Arson is a felony on its own. Many arsonists, however, do not plan to harm anyone. They believe they are setting fire to empty structures. The goal is to cause property damage, but not to cause injury or take a life. 

However, arson is incredibly dangerous and things can go south quickly. For instance, a person could set fire to an empty garage, not knowing that a homeowner is looking for something in the attic at the time. That person could then pass away in the fire. Regardless of the fact that the arsonist had no intent to take a life, they still caused someone’s death while committing a felony, which is often referred to as felony murder. 

A similar example is when they actually do set fire to an empty structure, such as a warehouse. Firefighters then respond to the blaze in an effort to put it out and protect the property. In the process, two firefighters end up getting trapped inside the building. One of them dies and the other suffers catastrophic injuries. No one may have been in the building when the arsonist set the fire, but they can still face felony murder charges in a case like this. 

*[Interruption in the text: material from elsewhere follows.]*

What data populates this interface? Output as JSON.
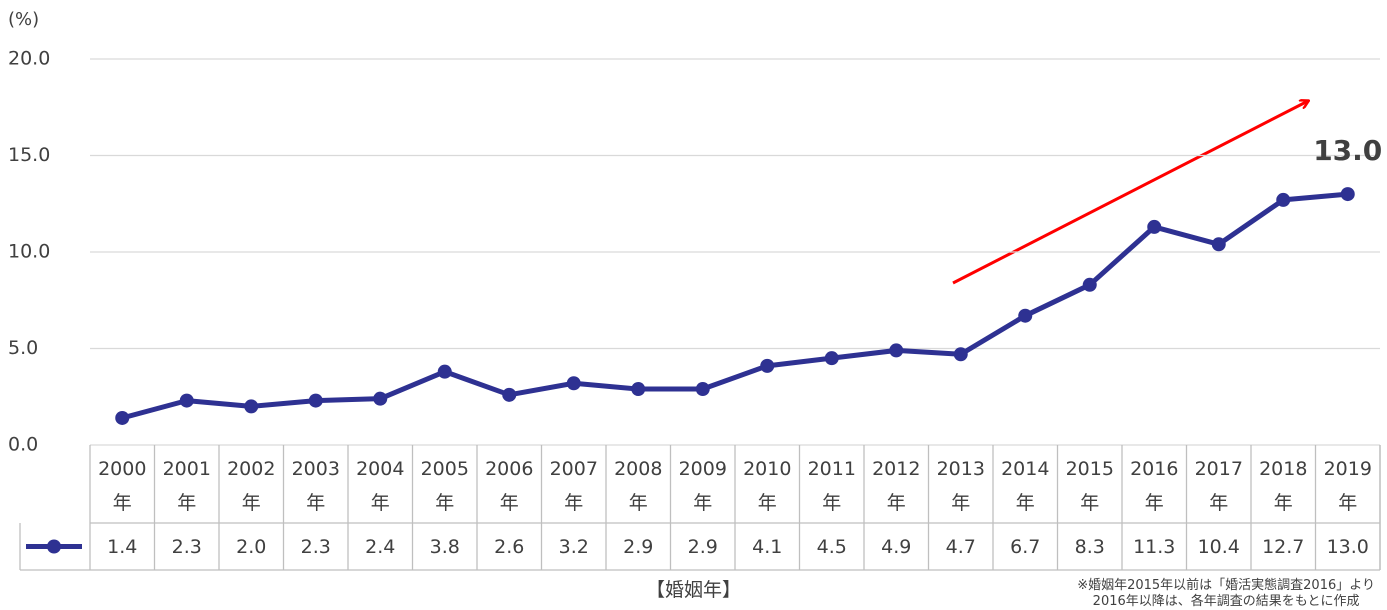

This may seem pretty straightforward, but people often are a bit unclear on how it works because the intent is usually one of the key elements of a murder case. Using the idea of felony murder, though, people can still face serious charges for causing death even without intending to do so or knowing that anyone was in danger. 

Those who have lost loved ones or suffered serious injuries as a result of someone else’s criminal activity need to know exactly what rights they have. There are times when a landlord can be held accountable for negligent security and the injuries suffered by victims of crime on their property.